Por perto, anda um anjinho que nos diz que devemos ter cuidado com as fogueiras, que são mais para queimar, que para aquecer. Como é anjinho, acredita que pode discutir esse problema escaldante com os diabinhos.

O grande problema é o local da discussão: Se deve ser feita no céu ou no inferno. Se deve ou não ter alguém a controlar os ímpetos de fé a mais, ou fé a menos, bem como se o controlador deve ser um anjo ou um demónio.

Se no princípio era assim, sabemos já como foi o fim. Foi um compromisso sem nada, a que alguns atribuem grandes virtudes, pelas consequências benéficas que ele prenuncia. Um fracasso que se pretende um sucesso.

Isto do lado dos demónios e do seu grande líder controlador.

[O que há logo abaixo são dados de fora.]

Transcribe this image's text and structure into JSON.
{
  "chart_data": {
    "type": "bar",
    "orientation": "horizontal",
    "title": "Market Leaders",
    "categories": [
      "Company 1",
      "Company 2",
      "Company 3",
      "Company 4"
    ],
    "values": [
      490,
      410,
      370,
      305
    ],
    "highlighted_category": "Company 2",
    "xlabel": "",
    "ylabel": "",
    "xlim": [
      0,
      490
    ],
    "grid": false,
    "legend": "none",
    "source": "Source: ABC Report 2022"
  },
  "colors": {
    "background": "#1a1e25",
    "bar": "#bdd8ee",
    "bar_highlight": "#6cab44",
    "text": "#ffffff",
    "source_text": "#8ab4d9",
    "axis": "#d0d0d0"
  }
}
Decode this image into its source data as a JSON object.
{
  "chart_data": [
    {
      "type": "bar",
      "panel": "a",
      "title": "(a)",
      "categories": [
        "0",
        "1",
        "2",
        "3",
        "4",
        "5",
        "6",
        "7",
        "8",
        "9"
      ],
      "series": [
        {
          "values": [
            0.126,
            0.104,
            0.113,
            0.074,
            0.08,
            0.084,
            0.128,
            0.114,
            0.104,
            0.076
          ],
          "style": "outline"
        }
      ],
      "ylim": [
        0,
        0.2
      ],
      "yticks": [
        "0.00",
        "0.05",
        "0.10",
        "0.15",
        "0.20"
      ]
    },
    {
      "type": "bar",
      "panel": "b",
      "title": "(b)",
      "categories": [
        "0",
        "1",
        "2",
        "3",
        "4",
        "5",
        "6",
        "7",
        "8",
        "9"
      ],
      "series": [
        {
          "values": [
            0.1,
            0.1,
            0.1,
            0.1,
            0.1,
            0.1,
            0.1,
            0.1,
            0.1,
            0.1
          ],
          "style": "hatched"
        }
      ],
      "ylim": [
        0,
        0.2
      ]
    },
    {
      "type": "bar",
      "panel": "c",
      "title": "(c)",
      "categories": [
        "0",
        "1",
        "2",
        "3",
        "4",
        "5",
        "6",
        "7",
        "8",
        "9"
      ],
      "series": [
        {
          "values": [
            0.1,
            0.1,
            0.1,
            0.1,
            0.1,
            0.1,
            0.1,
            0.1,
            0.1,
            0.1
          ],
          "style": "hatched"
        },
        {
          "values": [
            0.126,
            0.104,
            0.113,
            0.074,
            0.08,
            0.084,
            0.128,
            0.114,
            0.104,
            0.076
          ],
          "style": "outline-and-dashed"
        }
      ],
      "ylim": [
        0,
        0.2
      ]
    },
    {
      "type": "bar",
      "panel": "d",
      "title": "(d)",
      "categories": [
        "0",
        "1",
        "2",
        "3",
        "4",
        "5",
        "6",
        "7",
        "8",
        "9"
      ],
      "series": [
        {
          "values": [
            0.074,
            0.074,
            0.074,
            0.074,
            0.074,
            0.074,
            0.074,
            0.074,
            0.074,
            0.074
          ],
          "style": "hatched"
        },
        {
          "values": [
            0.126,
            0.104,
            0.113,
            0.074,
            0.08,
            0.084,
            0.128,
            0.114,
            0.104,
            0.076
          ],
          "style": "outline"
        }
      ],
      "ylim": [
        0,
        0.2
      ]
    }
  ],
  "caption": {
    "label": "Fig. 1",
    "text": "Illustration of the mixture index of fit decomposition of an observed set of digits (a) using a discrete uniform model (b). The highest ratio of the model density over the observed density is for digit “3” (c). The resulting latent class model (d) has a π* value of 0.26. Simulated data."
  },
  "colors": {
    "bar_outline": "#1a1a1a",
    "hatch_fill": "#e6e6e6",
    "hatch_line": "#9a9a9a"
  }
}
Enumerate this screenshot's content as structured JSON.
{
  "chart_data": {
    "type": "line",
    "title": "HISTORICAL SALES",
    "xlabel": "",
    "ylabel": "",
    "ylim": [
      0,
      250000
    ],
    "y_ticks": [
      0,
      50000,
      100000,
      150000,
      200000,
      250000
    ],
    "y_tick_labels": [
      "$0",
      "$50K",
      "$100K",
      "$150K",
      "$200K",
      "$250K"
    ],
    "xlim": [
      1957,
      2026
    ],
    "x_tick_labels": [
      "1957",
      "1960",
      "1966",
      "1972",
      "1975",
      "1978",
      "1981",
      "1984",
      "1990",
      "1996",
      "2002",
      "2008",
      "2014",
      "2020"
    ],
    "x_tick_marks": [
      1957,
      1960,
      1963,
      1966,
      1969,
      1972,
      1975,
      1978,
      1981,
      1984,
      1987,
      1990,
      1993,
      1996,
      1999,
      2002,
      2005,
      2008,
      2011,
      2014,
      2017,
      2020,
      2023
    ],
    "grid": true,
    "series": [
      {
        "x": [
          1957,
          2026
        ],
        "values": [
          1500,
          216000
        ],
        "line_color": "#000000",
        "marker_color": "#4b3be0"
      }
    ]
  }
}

E o maior sucesso foi ter conseguido sentar à sua mesa, o anjinho que, no futuro, só por isso, fica amarrado a essa mesa e às decisões que não foram tomadas.

Dizem os demónios que o anjinho se encontra manietado pelas divisões que reinam entre os santos que o empurram em direções contrárias. Como se no seu reino fosse obrigatório haver unanimidade de orações.

Tal como não há unanimidade de vozes no reino dos infernos. E se a vozearia contasse para desempate, a confusão reinante é muito maior no reino dos infernos, onde até há demónios que queriam outro inferno.

Com uns tantos santos a empurrar o anjinho e muito mais demónios a querer liderar o reino dos infernos, fica difícil saber que tipo de compromisso devia ser assinado e que demónios o deviam ter subscrito.

Queria terminar aqui estas linhas mas, de repente, veio-me à ideia aquela história já conhecida do ‘compromisso de salvação nacional’. E imaginei que o anjinho se chamava Seguro. O resto, já nem me lembra como foi.